The track meanders through the Vermont countryside and provides views of the Green Mountains, including the peaks of Mount Snow and Haystack Mountain. Tamaracks, oaks, birches and sugar maples line fairways, while the mountains provide a majestic backdrop. The front nine is spread over scenic expanses and the back nine winds its way through wooded terrain. Water comes into play on 11 holes and 41 sand traps are strategically located on almost every hole.
Killington Resort’s course (www.Killington.com ) was also designed by Cornish, and the layout takes full advantage of unique mountain terrain. Snowmelt streams, a 2,000-foot elevation, and stunning vistas create a visually sweet venue in which to enjoy the game. The routing features a pleasing mix of holes. There is water on a number of holes, and enough sand bunkers to keep your attention on tee shots and approaches to the modest-sized putting surfaces.

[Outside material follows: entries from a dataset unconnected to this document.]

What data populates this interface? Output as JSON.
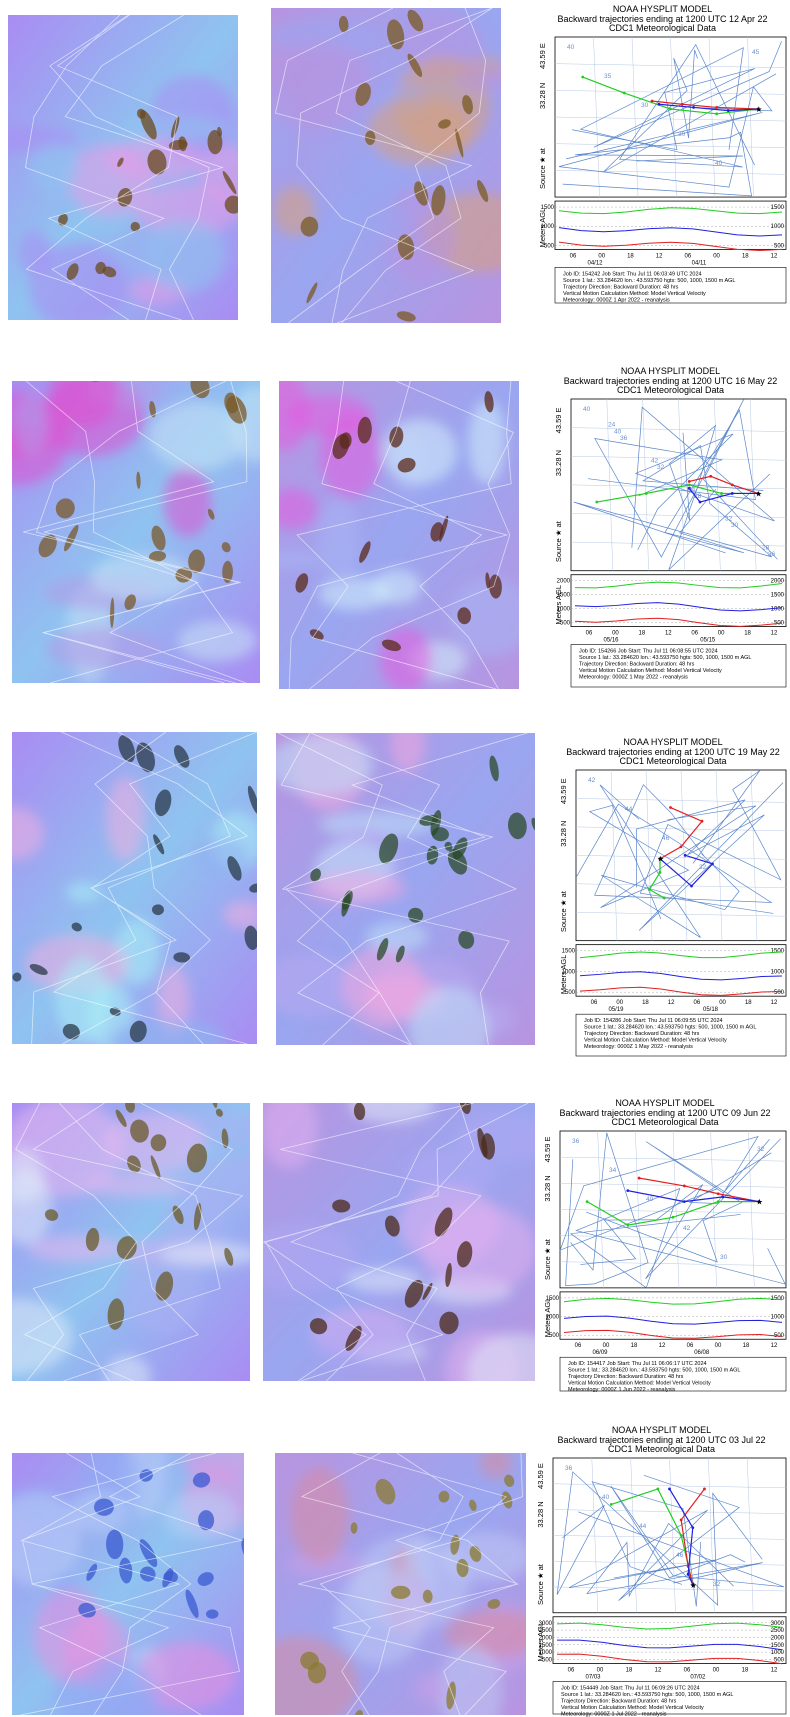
{
  "rows": [
    {
      "id": "apr12",
      "sat_left": {
        "base": "#a98cf2",
        "accent1": "#e79be8",
        "accent2": "#8fc3f0",
        "dark": "#6b4a1e"
      },
      "sat_right": {
        "base": "#b894e0",
        "accent1": "#d9a07a",
        "accent2": "#9aa6f0",
        "dark": "#7a5a22"
      },
      "hysplit": {
        "model": "NOAA HYSPLIT MODEL",
        "title": "Backward trajectories ending at 1200 UTC 12 Apr 22",
        "subtitle": "CDC1 Meteorological Data",
        "lon_label": "43.59 E",
        "lat_label": "33.28 N",
        "source_label": "Source ★ at",
        "y_axis_label": "Meters AGL",
        "levels": [
          "1500",
          "1000",
          "500"
        ],
        "time_ticks": [
          "06",
          "00",
          "18",
          "12",
          "06",
          "00",
          "18",
          "12"
        ],
        "date_ticks": [
          "04/12",
          "04/11"
        ],
        "map_numbers": [
          "40",
          "35",
          "30",
          "30",
          "40",
          "45"
        ],
        "footer": [
          "Job ID: 154242          Job Start: Thu Jul 11 06:03:49 UTC 2024",
          "Source 1 lat.: 33.284620  lon.: 43.593750  hgts: 500, 1000, 1500 m AGL",
          "Trajectory Direction: Backward     Duration: 48 hrs",
          "Vertical Motion Calculation Method:     Model Vertical Velocity",
          "Meteorology: 0000Z 1 Apr 2022 - reanalysis"
        ]
      }
    },
    {
      "id": "may16",
      "sat_left": {
        "base": "#b39be8",
        "accent1": "#e04fd0",
        "accent2": "#c9e4f6",
        "dark": "#7a5a2a"
      },
      "sat_right": {
        "base": "#a8b4f4",
        "accent1": "#e35be0",
        "accent2": "#d4f0fb",
        "dark": "#5a2a1a"
      },
      "hysplit": {
        "model": "NOAA HYSPLIT MODEL",
        "title": "Backward trajectories ending at 1200 UTC 16 May 22",
        "subtitle": "CDC1 Meteorological Data",
        "lon_label": "43.59 E",
        "lat_label": "33.28 N",
        "source_label": "Source ★ at",
        "y_axis_label": "Meters AGL",
        "levels": [
          "2000",
          "1500",
          "1000",
          "500"
        ],
        "time_ticks": [
          "06",
          "00",
          "18",
          "12",
          "06",
          "00",
          "18",
          "12"
        ],
        "date_ticks": [
          "05/16",
          "05/15"
        ],
        "map_numbers": [
          "40",
          "36",
          "32",
          "28",
          "30",
          "36",
          "40",
          "42",
          "44",
          "32",
          "28",
          "24"
        ],
        "footer": [
          "Job ID: 154266          Job Start: Thu Jul 11 06:08:55 UTC 2024",
          "Source 1 lat.: 33.284620  lon.: 43.593750  hgts: 500, 1000, 1500 m AGL",
          "Trajectory Direction: Backward     Duration: 48 hrs",
          "Vertical Motion Calculation Method:     Model Vertical Velocity",
          "Meteorology: 0000Z 1 May 2022 - reanalysis"
        ]
      }
    },
    {
      "id": "may19",
      "sat_left": {
        "base": "#8fb0f0",
        "accent1": "#f0b0e0",
        "accent2": "#aaf0f5",
        "dark": "#2a3a4a"
      },
      "sat_right": {
        "base": "#b8a8f0",
        "accent1": "#f0a8e0",
        "accent2": "#c0e0f8",
        "dark": "#2a4a2a"
      },
      "hysplit": {
        "model": "NOAA HYSPLIT MODEL",
        "title": "Backward trajectories ending at 1200 UTC 19 May 22",
        "subtitle": "CDC1 Meteorological Data",
        "lon_label": "43.59 E",
        "lat_label": "33.28 N",
        "source_label": "Source ★ at",
        "y_axis_label": "Meters AGL",
        "levels": [
          "1500",
          "1000",
          "500"
        ],
        "time_ticks": [
          "06",
          "00",
          "18",
          "12",
          "06",
          "00",
          "18",
          "12"
        ],
        "date_ticks": [
          "05/19",
          "05/18"
        ],
        "map_numbers": [
          "42",
          "44",
          "46",
          "32"
        ],
        "footer": [
          "Job ID: 154286          Job Start: Thu Jul 11 06:09:55 UTC 2024",
          "Source 1 lat.: 33.284620  lon.: 43.593750  hgts: 500, 1000, 1500 m AGL",
          "Trajectory Direction: Backward     Duration: 48 hrs",
          "Vertical Motion Calculation Method:     Model Vertical Velocity",
          "Meteorology: 0000Z 1 May 2022 - reanalysis"
        ]
      }
    },
    {
      "id": "jun09",
      "sat_left": {
        "base": "#a9b0f2",
        "accent1": "#e6b8f0",
        "accent2": "#dfeaf8",
        "dark": "#6a5a2a"
      },
      "sat_right": {
        "base": "#b0a8f2",
        "accent1": "#e0b0f0",
        "accent2": "#e0e8f8",
        "dark": "#4a2a1a"
      },
      "hysplit": {
        "model": "NOAA HYSPLIT MODEL",
        "title": "Backward trajectories ending at 1200 UTC 09 Jun 22",
        "subtitle": "CDC1 Meteorological Data",
        "lon_label": "43.59 E",
        "lat_label": "33.28 N",
        "source_label": "Source ★ at",
        "y_axis_label": "Meters AGL",
        "levels": [
          "1500",
          "1000",
          "500"
        ],
        "time_ticks": [
          "06",
          "00",
          "18",
          "12",
          "06",
          "00",
          "18",
          "12"
        ],
        "date_ticks": [
          "06/09",
          "06/08"
        ],
        "map_numbers": [
          "36",
          "34",
          "40",
          "42",
          "30",
          "32"
        ],
        "footer": [
          "Job ID: 154417          Job Start: Thu Jul 11 06:06:17 UTC 2024",
          "Source 1 lat.: 33.284620  lon.: 43.593750  hgts: 500, 1000, 1500 m AGL",
          "Trajectory Direction: Backward     Duration: 48 hrs",
          "Vertical Motion Calculation Method:     Model Vertical Velocity",
          "Meteorology: 0000Z 1 Jun 2022 - reanalysis"
        ]
      }
    },
    {
      "id": "jul03",
      "sat_left": {
        "base": "#8fa8f4",
        "accent1": "#e98fe0",
        "accent2": "#b8d0f8",
        "dark": "#3a5ad0"
      },
      "sat_right": {
        "base": "#c8a0e8",
        "accent1": "#d88aa0",
        "accent2": "#c0c8f4",
        "dark": "#8a7a30"
      },
      "hysplit": {
        "model": "NOAA HYSPLIT MODEL",
        "title": "Backward trajectories ending at 1200 UTC 03 Jul 22",
        "subtitle": "CDC1 Meteorological Data",
        "lon_label": "43.59 E",
        "lat_label": "33.28 N",
        "source_label": "Source ★ at",
        "y_axis_label": "Meters AGL",
        "levels": [
          "3000",
          "2500",
          "2000",
          "1500",
          "1000",
          "500"
        ],
        "time_ticks": [
          "06",
          "00",
          "18",
          "12",
          "06",
          "00",
          "18",
          "12"
        ],
        "date_ticks": [
          "07/03",
          "07/02"
        ],
        "map_numbers": [
          "36",
          "40",
          "44",
          "46",
          "32"
        ],
        "footer": [
          "Job ID: 154449          Job Start: Thu Jul 11 06:09:26 UTC 2024",
          "Source 1 lat.: 33.284620  lon.: 43.593750  hgts: 500, 1000, 1500 m AGL",
          "Trajectory Direction: Backward     Duration: 48 hrs",
          "Vertical Motion Calculation Method:     Model Vertical Velocity",
          "Meteorology: 0000Z 1 Jul 2022 - reanalysis"
        ]
      }
    }
  ]
}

The second hole is a 515-yard par-five that demands a long, straight drive to set up the second shot. The green is reachable in two shots by big hitters, but there is water that fronts the putting surface, so the wiser play is layup and wedge for the third shot.
The 18th is a nice finishing hole, playing 321 yards. Be careful on your tee shot on the par-four, as water hugs the left side of the fairway.
Robert Trent Jones, Sr. designed the golf course at Sugarbush Resort (www.Sugarbush.com) and gave the layout a natural feel, allowing the course to unfold amid the beauty that pervades this area of upper New England. The course, a 6,464-yard, par-72 layout, opened in 1961, and rolls along the hilltops of the Mad River Valley.
Sugarbush is challenging yet fair. The second hole is a par-five that measures 510 yards from the tips and allows big hitters to crush driver and go for the green in two. The smarter play may be three shots to find the green.